Виктор догнал незнакомку, сделав несколько огромных шагов, и вежливо произнес:
— Прошу прощения, сударыня, нельзя ли задать вам всего лишь два вопроса?
Она повернулась к нему. Виктор вздрогнул: настоящие сиреневые и, что самое странное, Танькино спокойное выражение во взоре.
— Два — можно, — невозмутимо произнесла она.
— Скажите, а бывают ресницы еще длиннее? — выпалил Виктор первое, что ему пришло на ум.
Девушка помолчала мгновение.
— Второго уже не нужно, — и двинулась дальше.
Но Виктор отстать от нее не собирался. Он бесцеремонно растолкал острыми локтями мешающую ему толпу и заорал:
— Ресницы! Эй, ресницы! Послушайте! Вы же обещали ответить на два вопроса, а не ответили ни на один! Это нечестно!
Рядом засмеялись. Девушка обернулась. Ни тени удивления в Танькином взоре. У Виктора больно сжалось что-то в груди и никак не хотело отпускать.
— Хотите честности? — спросила она. — Хорошо, задавайте второй, я отвечу оптом.
— Как вы относитесь к сексу? — бухнул Виктор.
Она не успела даже возмутиться.
— А вас не Таней случайно зовут? — вырвалось у него.
— Но это уже третий, незапрограммированный вопрос. А могу я в свою очередь задать вам всего один?
— Можете, — разрешил Виктор. — Вы все можете…
— Кто это проводит такой симпатичный тест: институт психологии, Академия наук или радиостанция "Юность"?
— Я больше люблю "Маяк", — поделился Виктор. — А тест сугубо индивидуален, хотя я не слышу индивидуальных ответов.

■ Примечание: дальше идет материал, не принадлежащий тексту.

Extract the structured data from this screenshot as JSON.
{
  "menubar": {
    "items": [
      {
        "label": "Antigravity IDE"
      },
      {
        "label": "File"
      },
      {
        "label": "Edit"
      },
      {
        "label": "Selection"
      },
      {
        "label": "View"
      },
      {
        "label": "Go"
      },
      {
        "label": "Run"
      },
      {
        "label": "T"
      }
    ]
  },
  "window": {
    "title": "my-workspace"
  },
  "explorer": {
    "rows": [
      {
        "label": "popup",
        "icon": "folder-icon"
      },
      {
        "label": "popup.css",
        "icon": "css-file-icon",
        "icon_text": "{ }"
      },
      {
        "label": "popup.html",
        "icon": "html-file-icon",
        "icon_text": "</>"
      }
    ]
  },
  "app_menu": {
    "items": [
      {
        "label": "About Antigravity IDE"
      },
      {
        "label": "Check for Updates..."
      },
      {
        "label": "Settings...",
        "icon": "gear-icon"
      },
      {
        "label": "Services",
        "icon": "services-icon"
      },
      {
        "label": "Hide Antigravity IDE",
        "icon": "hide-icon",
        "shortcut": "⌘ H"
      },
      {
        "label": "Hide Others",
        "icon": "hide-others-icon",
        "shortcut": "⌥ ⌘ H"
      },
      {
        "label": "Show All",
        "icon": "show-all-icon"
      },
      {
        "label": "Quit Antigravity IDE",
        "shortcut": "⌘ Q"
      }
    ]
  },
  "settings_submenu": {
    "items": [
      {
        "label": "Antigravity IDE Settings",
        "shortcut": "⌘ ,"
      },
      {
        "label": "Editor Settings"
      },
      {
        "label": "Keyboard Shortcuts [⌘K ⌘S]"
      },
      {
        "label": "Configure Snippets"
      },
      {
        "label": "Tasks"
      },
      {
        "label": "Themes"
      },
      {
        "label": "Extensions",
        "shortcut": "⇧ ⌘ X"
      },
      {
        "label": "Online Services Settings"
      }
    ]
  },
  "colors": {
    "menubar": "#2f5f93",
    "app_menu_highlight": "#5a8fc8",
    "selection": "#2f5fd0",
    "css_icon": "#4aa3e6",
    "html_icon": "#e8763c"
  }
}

Незнакомка смотрела изучающе и насмешливо. Крашенинников рассчитал правильно: девушка была молода и грубым словам необучена.
— Вы всегда знакомитесь подобным образом?
— Впервые в жизни, — откровенно признался Виктор. — Стоп! Это тоже второй вопрос. А как же условия игры?
Девушка чуть заметно улыбнулась.
— Я не умею так быстро решать столь неожиданные задачки.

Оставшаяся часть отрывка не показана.